Slice of Life: The Cold Gig

(This is a Slice of Life, a monthly challenge to write every day facilitated by Two Writing Teachers. You can join in, too. Come write.)

The gig

We have nicknames for some of the gigs my band — Duke Rushmore — has played over the years. We have the Ice Gig, where the roads were so slick coming home one night after we played at a bar in a very faraway hill town that we were all sure we’d end up in a ditch at 3 a.m. in the morning. There was the Bug Gig, where the outside event turned into a mosquito fest, and we were the main entree, apparently. There was the Quiet Gig, where we played loud but the audience just sat there, like stones in their seats, and refused to dance. There was the Loud Gig, where the engineer for the venue cranked it so loud people had to leave the room.

And now we have the Cold Gig. We played out last night at a brewery that does two-hour tasting (it is a real brewery, not a brew pub) and they have bands entertain the crowds drinking their homebrew beers. It’s a good gig, and we love playing there, which we do a few times a year. It’s a funky space — wide open floors, very little seating. You have to climb five stories of steep steps to get there (although the band uses the freight elevator). You rough it at this place.

Last night was a bit more rougher than usual. The heating was on the fritz (meaning: no heat) and the outside temperature hovered around the single digits. It wasn’t so cold we could see our breath but it was close. It took all of my courage to take off my jacket to play, and my saxophone — that temperamental piece of metal — does not like the cold air. We wrestled all night for the right notes. Oh, and the only toilet in the place wasn’t working, so there were huge buckets of water to use to flush.

Like I said, you rough it.

But we had one the biggest crowds of the year there, with more than 160 people jammed into this tight space, dancing the cold night away to the music, and we warmed up quickly, jumping around and finding the groove, and it was a great night of music. It was the Cold Gig, but we turned up the heat, and it was all right.

Peace (in the gig),

  1. Sounds like a good time in a place I’d love. I have a vision of an ice bar from a James Bond movie, the one w/ Halley Barry, in my head. I sense, however, that the place you played isn’t as glamorous.

  2. Wow! 160 people! If you live in a place that has had as much snow as we have this year, any bit of melting and warmth and I would have driven miles to a frigid bar to see a favorite band and get out of the house, too. So glad you gave people something to talk (and write) about.

  3. Sounds like a lot of fun. My wedding many years ago was also a cold gig. Frigid December temperatures. The heat was turned up early afternoon in preparation for the ceremony. The church temp might have gotten up to 55 degrees. The love we created there kept us warm. I am sure the rhythm of the music and the dancing kept all of you warm. Thanks for the piece and for allowing it to recreate my own moment (which I will hold onto for a day when an idea doesn’t arise this month).

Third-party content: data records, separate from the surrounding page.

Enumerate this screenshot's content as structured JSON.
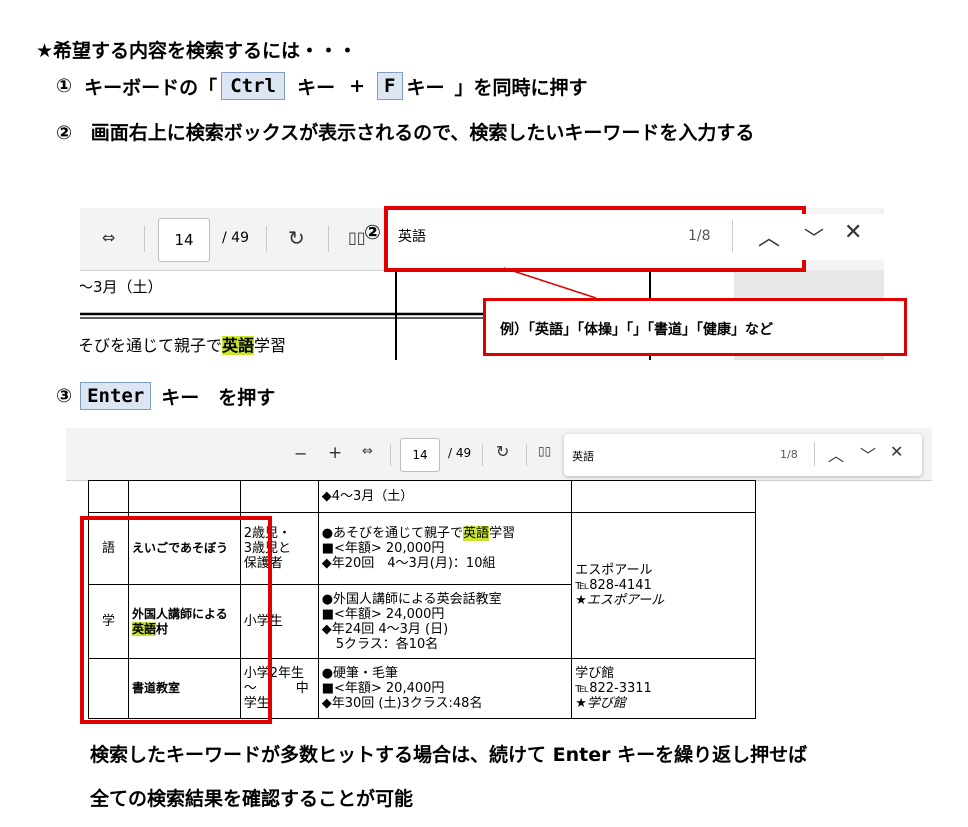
{
  "heading": "★希望する内容を検索するには・・・",
  "step1": {
    "num": "①",
    "pre": "キーボードの「",
    "key1": "Ctrl",
    "mid1": "キー",
    "plus": "+",
    "key2": "F",
    "mid2": "キー",
    "post": "」を同時に押す"
  },
  "step2": {
    "num": "②",
    "text": "画面右上に検索ボックスが表示されるので、検索したいキーワードを入力する"
  },
  "shot1": {
    "page_current": "14",
    "page_total": "/ 49",
    "marker": "②",
    "search_value": "英語",
    "search_count": "1/8",
    "row1": "～3月（土）",
    "row2_pre": "そびを通じて親子で",
    "row2_hl": "英語",
    "row2_post": "学習",
    "callout": "例）「英語」「体操」「」「書道」「健康」など"
  },
  "step3": {
    "num": "③",
    "key": "Enter",
    "text": "キー　を押す"
  },
  "shot2": {
    "minus": "−",
    "plus": "+",
    "page_current": "14",
    "page_total": "/ 49",
    "search_value": "英語",
    "search_count": "1/8",
    "top_row": "◆4～3月（土）",
    "cat1": "語",
    "cat2": "学",
    "r1": {
      "name": "えいごであそぼう",
      "target": [
        "2歳児・",
        "3歳児と",
        "保護者"
      ],
      "d1_pre": "●あそびを通じて親子で",
      "d1_hl": "英語",
      "d1_post": "学習",
      "d2": "■<年額> 20,000円",
      "d3": "◆年20回　4～3月(月)：10組"
    },
    "r2": {
      "name_a": "外国人講師による",
      "name_b_hl": "英語",
      "name_b_post": "村",
      "target": "小学生",
      "d1": "●外国人講師による英会話教室",
      "d2": "■<年額> 24,000円",
      "d3": "◆年24回 4～3月 (日)",
      "d4": "5クラス：各10名"
    },
    "venue1": [
      "エスポアール",
      "℡828-4141",
      "★エスポアール"
    ],
    "r3": {
      "name": "書道教室",
      "target_a": "小学2年生",
      "target_b": "～　　　中",
      "target_c": "学生",
      "d1": "●硬筆・毛筆",
      "d2": "■<年額> 20,400円",
      "d3": "◆年30回 (土)3クラス:48名",
      "venue": [
        "学び館",
        "℡822-3311",
        "★学び館"
      ]
    }
  },
  "footer": {
    "line1": "検索したキーワードが多数ヒットする場合は、続けて Enter キーを繰り返し押せば",
    "line2": "全ての検索結果を確認することが可能"
  },
  "colors": {
    "accent_red": "#e00000",
    "key_bg": "#dce6f2",
    "highlight": "#c9e62c"
  }
}
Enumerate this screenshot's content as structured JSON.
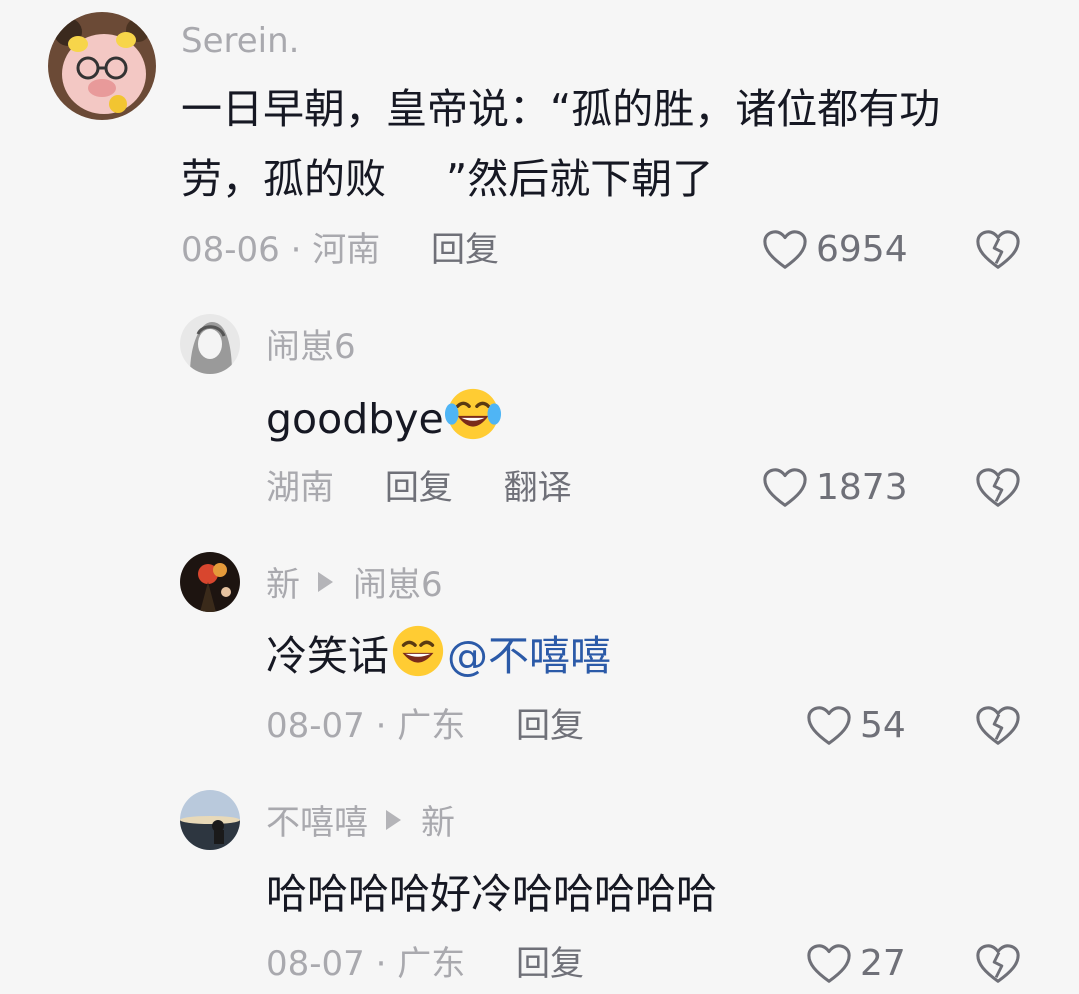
{
  "comments": [
    {
      "author": "Serein.",
      "text_before": "一日早朝，皇帝说：“孤的胜，诸位都有功劳，孤的败",
      "text_after": "”然后就下朝了",
      "date": "08-06",
      "location": "河南",
      "reply_label": "回复",
      "likes": "6954"
    },
    {
      "author": "闹崽6",
      "text": "goodbye",
      "emoji": "laughing-tears-emoji",
      "location": "湖南",
      "reply_label": "回复",
      "translate_label": "翻译",
      "likes": "1873"
    },
    {
      "author": "新",
      "reply_to": "闹崽6",
      "text": "冷笑话",
      "emoji": "grinning-smile-emoji",
      "mention": "@不嘻嘻",
      "date": "08-07",
      "location": "广东",
      "reply_label": "回复",
      "likes": "54"
    },
    {
      "author": "不嘻嘻",
      "reply_to": "新",
      "text": "哈哈哈哈好冷哈哈哈哈哈",
      "date": "08-07",
      "location": "广东",
      "reply_label": "回复",
      "likes": "27"
    }
  ],
  "separator": "·",
  "colors": {
    "background": "#f6f6f6",
    "text": "#161823",
    "meta": "#a9a9ae",
    "action": "#6f7078",
    "mention": "#2b5aa8"
  }
}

    And thanks for the poem you left at my site. I loved it.

  4. It’s all about perspective, isn’t it? Someone else would have groused about it, but I can “hear” the affection in your voice.
    Great slice.

  5. I loved the line “It wasn’t so cold we could see our breath but it was close.” Yeh I knew how cold it must be. I could relate to your Sax not wanting to cooperate. Yet I also heard the joy that you shared about making music for an audience who loved being there. great job

  6. Sounds fun to me. My husband and I have several friends who play in different bands. We try to get to their gigs as often as we can. this sounds like some place any of them would play.

  7. I want to hear you play someday my friend. I am taking my Saturday to go volunteer to pour beer at a Tasting Festival. Sunny here in San Diego. I should be doing lots of work, but taking a day to do something totally different.
    Love the image of you heating up the night air with the warmth and power of your music.

  8. Very entertaining post! I can relate. I, too, have played the Cold Gig, with an orchestra in a school where the district was on strike – no heat. And the Mosquito Gig, with a band. That concert was cut short by attacking bugs. It’s hard to play when they flying into your mouth! I’m glad you got a big crowd in spite of the cold – that’s always more fun than the half empty hall.